Tuesday, December 20, 2005

George Bush Cannot Protect Democracy by Destroying It

Published on Tuesday, December 20, 2005 by The Olympian (Olympia, Washington)
Bush Must Be Held Accountable

Every American should be outraged by the president's attempt to justify domestic spying. It's wrong, and the president should acknowledge that fact. He must be held accountable.

Congress should immediately launch a truly bipartisan investigation into the administration's spying campaign. If the Constitution and laws of the United States were broken, Congress should censure the president. And if the lies, the deceit and lawbreaking continue, Congress should take even more drastic action.

Either we are a nation of laws and moral values or we are not. We cannot pick and choose which laws to abide by and which to ignore for the sake of convenience or expediency.

George Bush is not above the law.

This is a military community, with thousands of active duty and retired members of the armed forces among our friends and neighbors. The presidents' actions undermine their service to this nation.

The soldiers in Iraq and Afghanistan are fighting for true democracy, not a democracy that condones domestic spying, or secret prisons or subversion of the Constitution. President Bush has played right into the hands of ter-rorists and diminished the reputation of the fine men and women who wear this nation's uniforms.

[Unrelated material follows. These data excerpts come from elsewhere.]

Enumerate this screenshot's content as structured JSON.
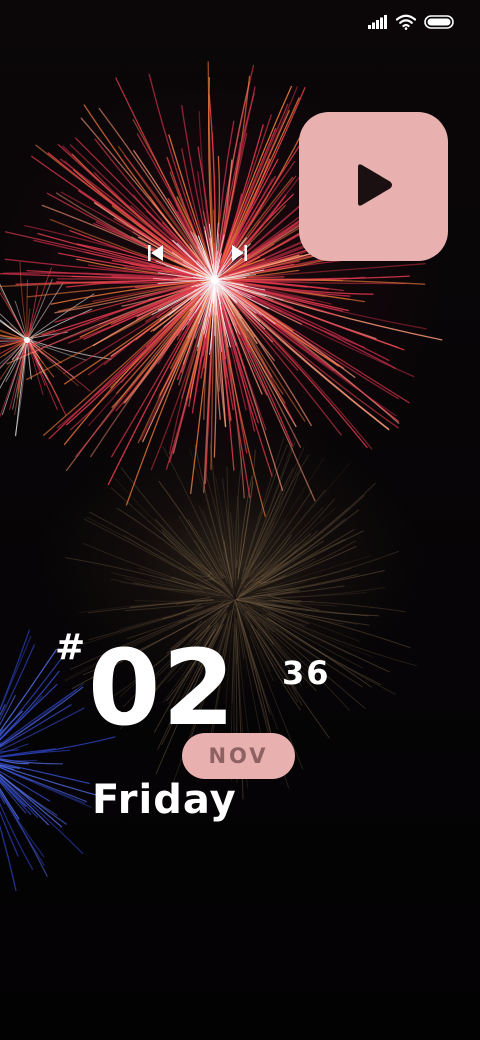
{
  "status_bar": {
    "icons": [
      "signal-icon",
      "wifi-icon",
      "battery-icon"
    ]
  },
  "music_widget": {
    "play_icon": "play-icon",
    "previous_icon": "skip-previous-icon",
    "next_icon": "skip-next-icon",
    "tile_color": "#e9b0b0"
  },
  "clock_widget": {
    "hash": "#",
    "day": "02",
    "minutes": "36",
    "month": "NOV",
    "weekday": "Friday",
    "accent_color": "#e9b0b0",
    "month_text_color": "#8e6262"
  },
  "wallpaper": {
    "burst_colors": [
      "#e23a4e",
      "#f07a3a",
      "#ffffff",
      "#3a55e0"
    ]
  }
}
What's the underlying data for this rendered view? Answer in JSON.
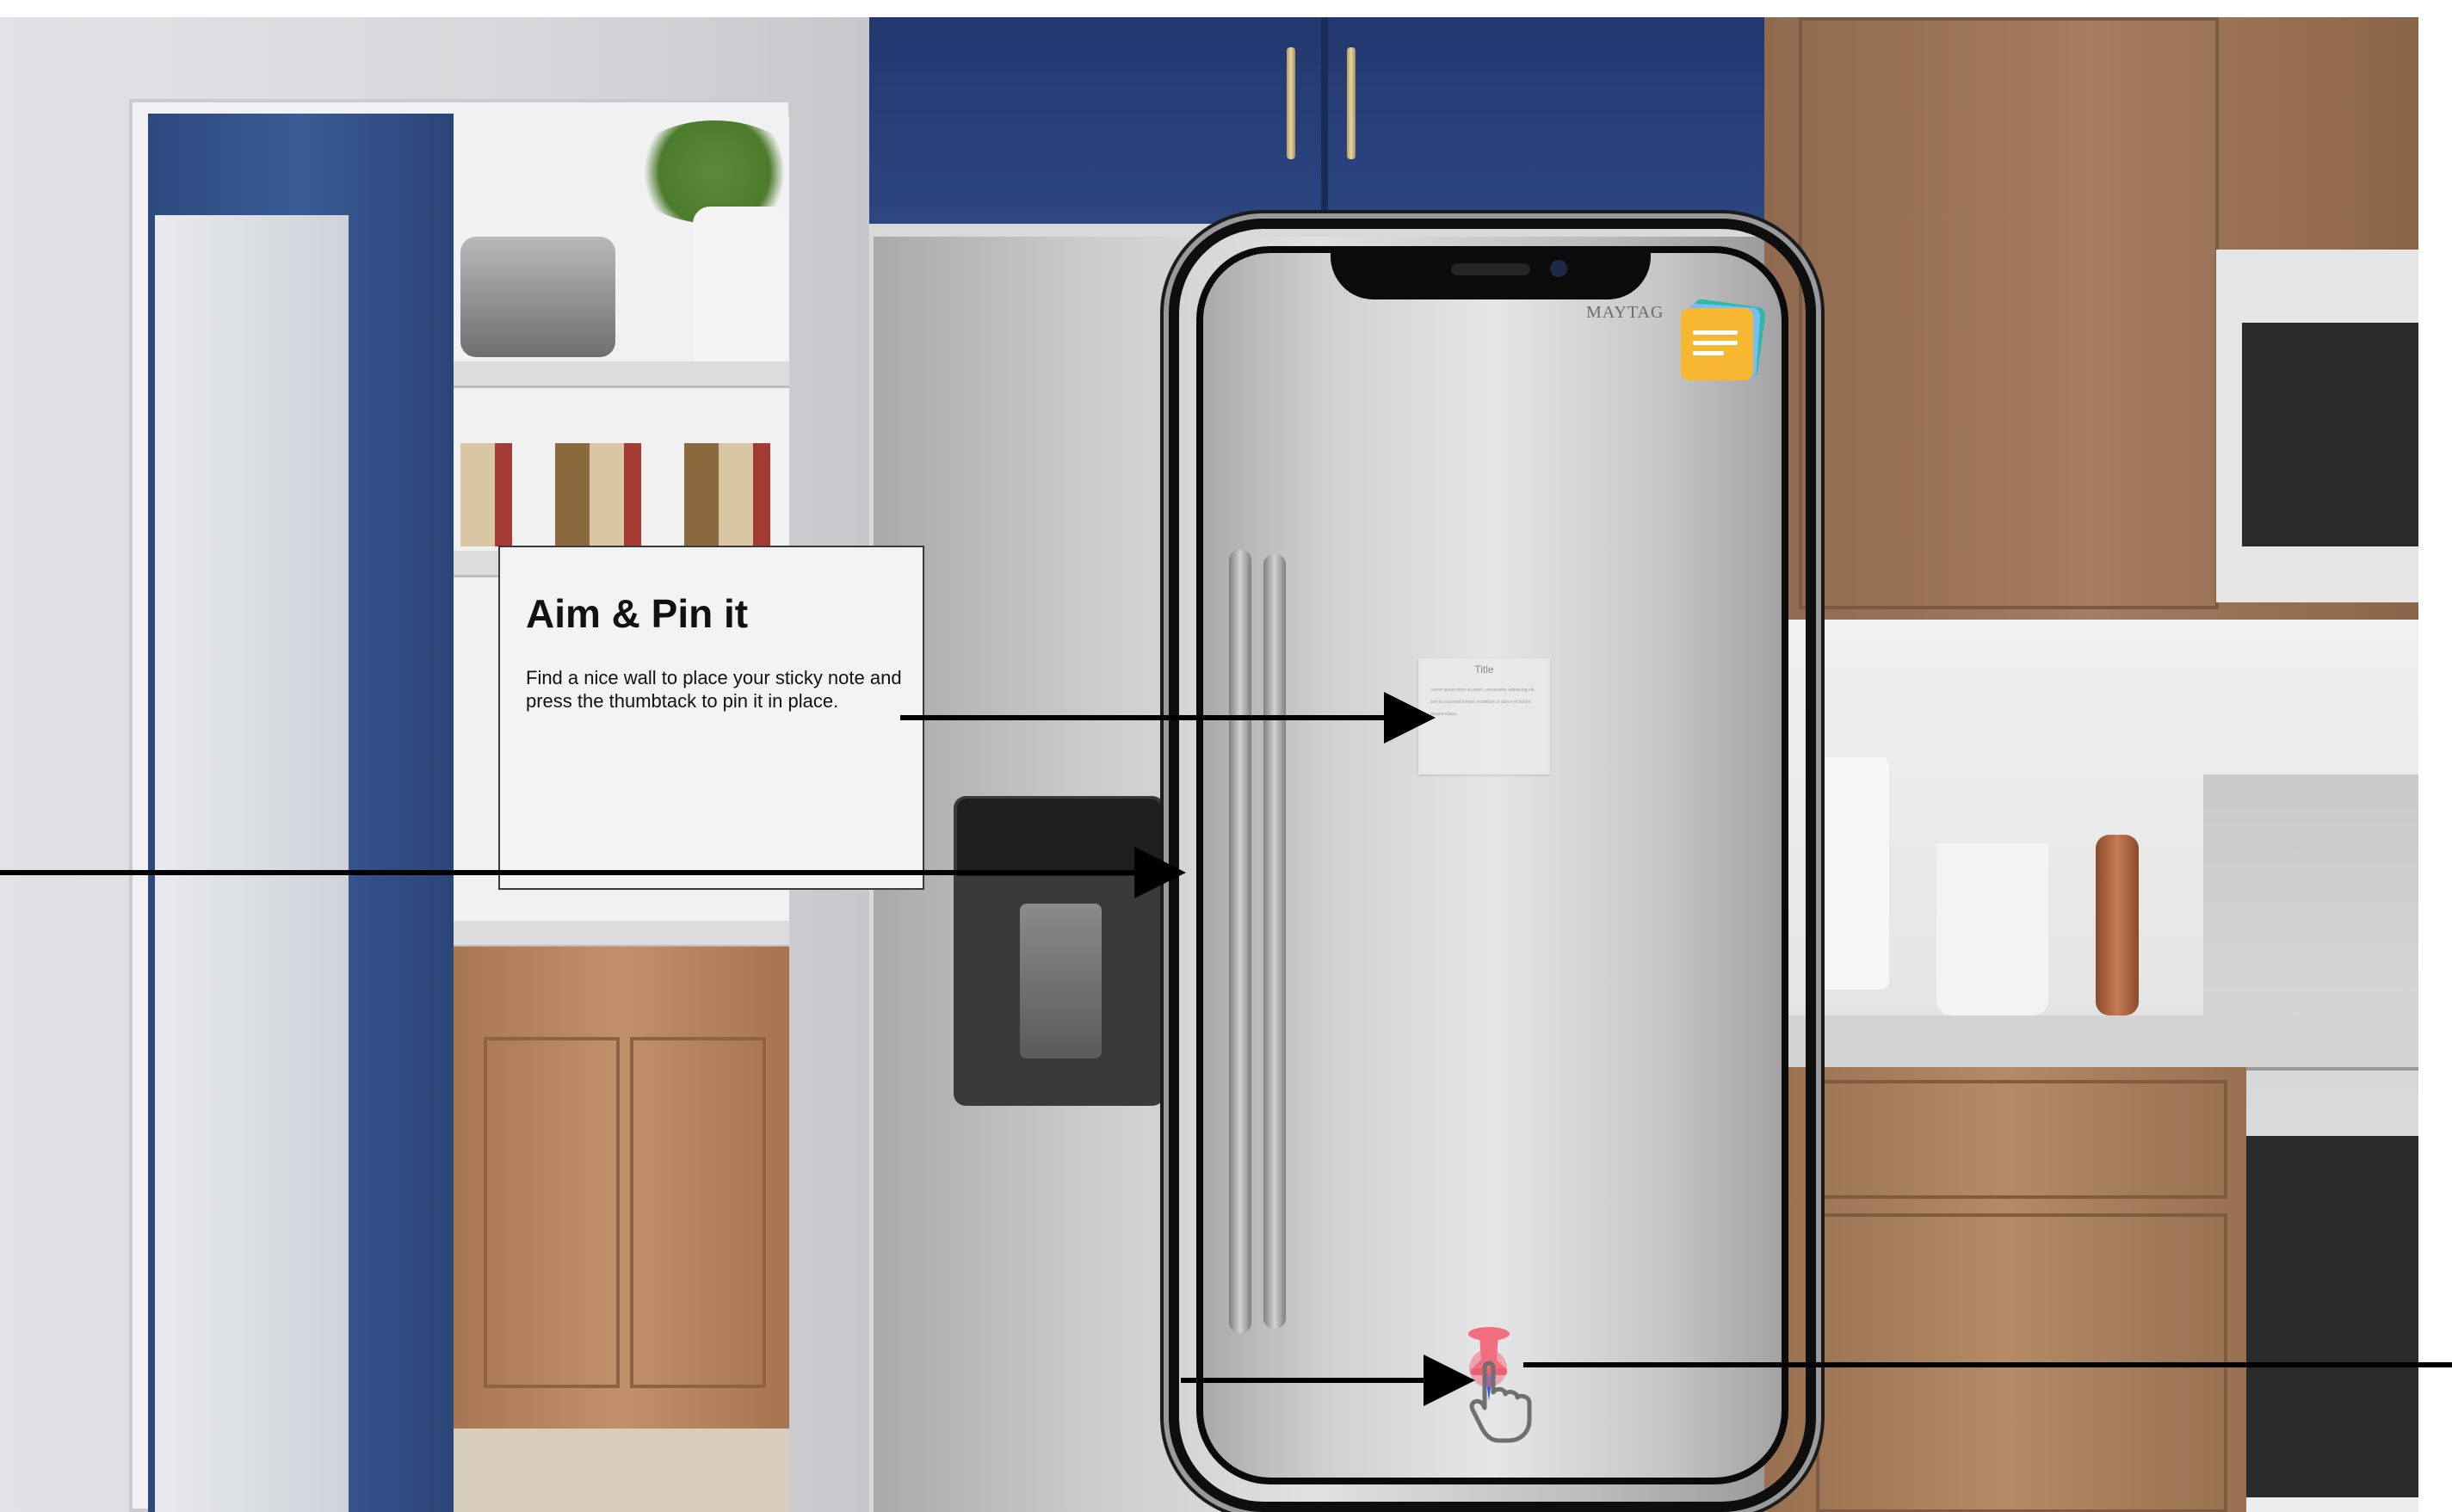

President Bush is the one sending the wrong message to our soldiers and our enemies. Under his leadership, we are becoming known as a nation of hypocrites.

Lies and exaggerations

President Bush has built an administration founded on lies and exaggerations and fear. And he has gotten away with it. It's unconscionable.

President Bush promised to take action against any White House official leaking classified information. Yet Karl Rove remains.

When CIA director George Tenet said weapons of mass destruction in Iraq were a “slam dunk,” he was dead wrong. How was he punished? He was awarded the Presidential Medal of Freedom.

George Bush says the United States does not torture, yet his administration fought tooth and nail against an explicit ban on torture. Abu Ghraib was an exception, we were told. But then we learned there were secret prisons abroad where who knows what goes on.

The president excoriated congressmen Monday for not blindly passing the overbroad USA Patriot Act because they didn't trust that there were adequate safeguards against abuses. Ironically, that happened at the same time as President Bush promised to continue the illegal wiretaps. He seemed to be saying, “Trust me.”

Well, Mr. President, we are sorry to say that we don't trust you or your administration because you have abused that trust so often in the past.

Big Brother

His effort this week to turn around his abysmal poll numbers should fall on deaf ears. The American public knows that domestic spying is something out of George Orwell's “1984.” Yet George Bush has made that “Big Brother” fantasy a reality.

Attempting to justify the indefensible, the president on Monday said he would continue the program of moni-toring phone calls and e-mails “for so long as the nation faces the continuing threat of an enemy that wants to kill American citizens” and added that it included safeguards to protect civil liberties.


The president could have gone to Congress and asked for permission to spy on citizens in the United States. The Republican-controlled Congress would have given the president permission in a heartbeat. Or he could use exist-ing wiretap laws that allow a court order 72 hours after the taping has begun. That way, our vital system of checks and balances would have been preserved.

In his arrogance, President Bush did not go to Congress or to the courts for permission (although he claims that he did tell select members of Congress what he was doing — as if that is enough). He sees himself above the law. As commander in chief, he believes he is not bound by the Constitution and its guarantees of civil liberties. In his view, the warrantless spying conducted by the National Security Agency under his direction is an essential ele-ment in the war against terrorists. In that belief he has lowered himself to their level. And there is a disturbing pattern to his behavior.

It's OK to lie about the reasons to go to war.

It's OK to hold hundreds, maybe thousands of prisoners without charges, without legal representation and for an indefinite period of time,

It's OK to have secret prisons.

It's OK to say the provisions of the Geneva Convention don't apply in a war on terror.

It's OK to treat detainees inhumanely, because we can define them as we see fit.

It's OK to use the Patriot Act to pry into library records and lord knows what else.

It's OK, as NBC News reported, for the Pentagon to spy on peace activists.

It's OK to trample on the rights of citizens.

Unchecked powers

At Monday's news conference, President Bush angrily denied that he is using unchecked or dictatorial powers. But how else can you characterize his behavior? What tyrant hasn't claimed the need to use extra legal powers to protect the motherland or fatherland from some threat? How much Orwellian doublespeak can this country tolerate?

Congress impeached former President Clinton for lying about consensual sex with a White House intern.

No one died. No prisoners were tortured. Clinton simply tarnished his own reputation and sullied the stature of the Oval Office.

This is not a liberal or conservative issue, a Democrat or Republican issue. It's an issue of fundamental civil rights.

We repeat: Congress must muster the courage to hold this president accountable. A bipartisan commission investigation is warranted. And if the lies and deceit continue, Congress should consider the ultimate step and impeach President George Bush. It's all about accountability and protecting, not destroying, democracy.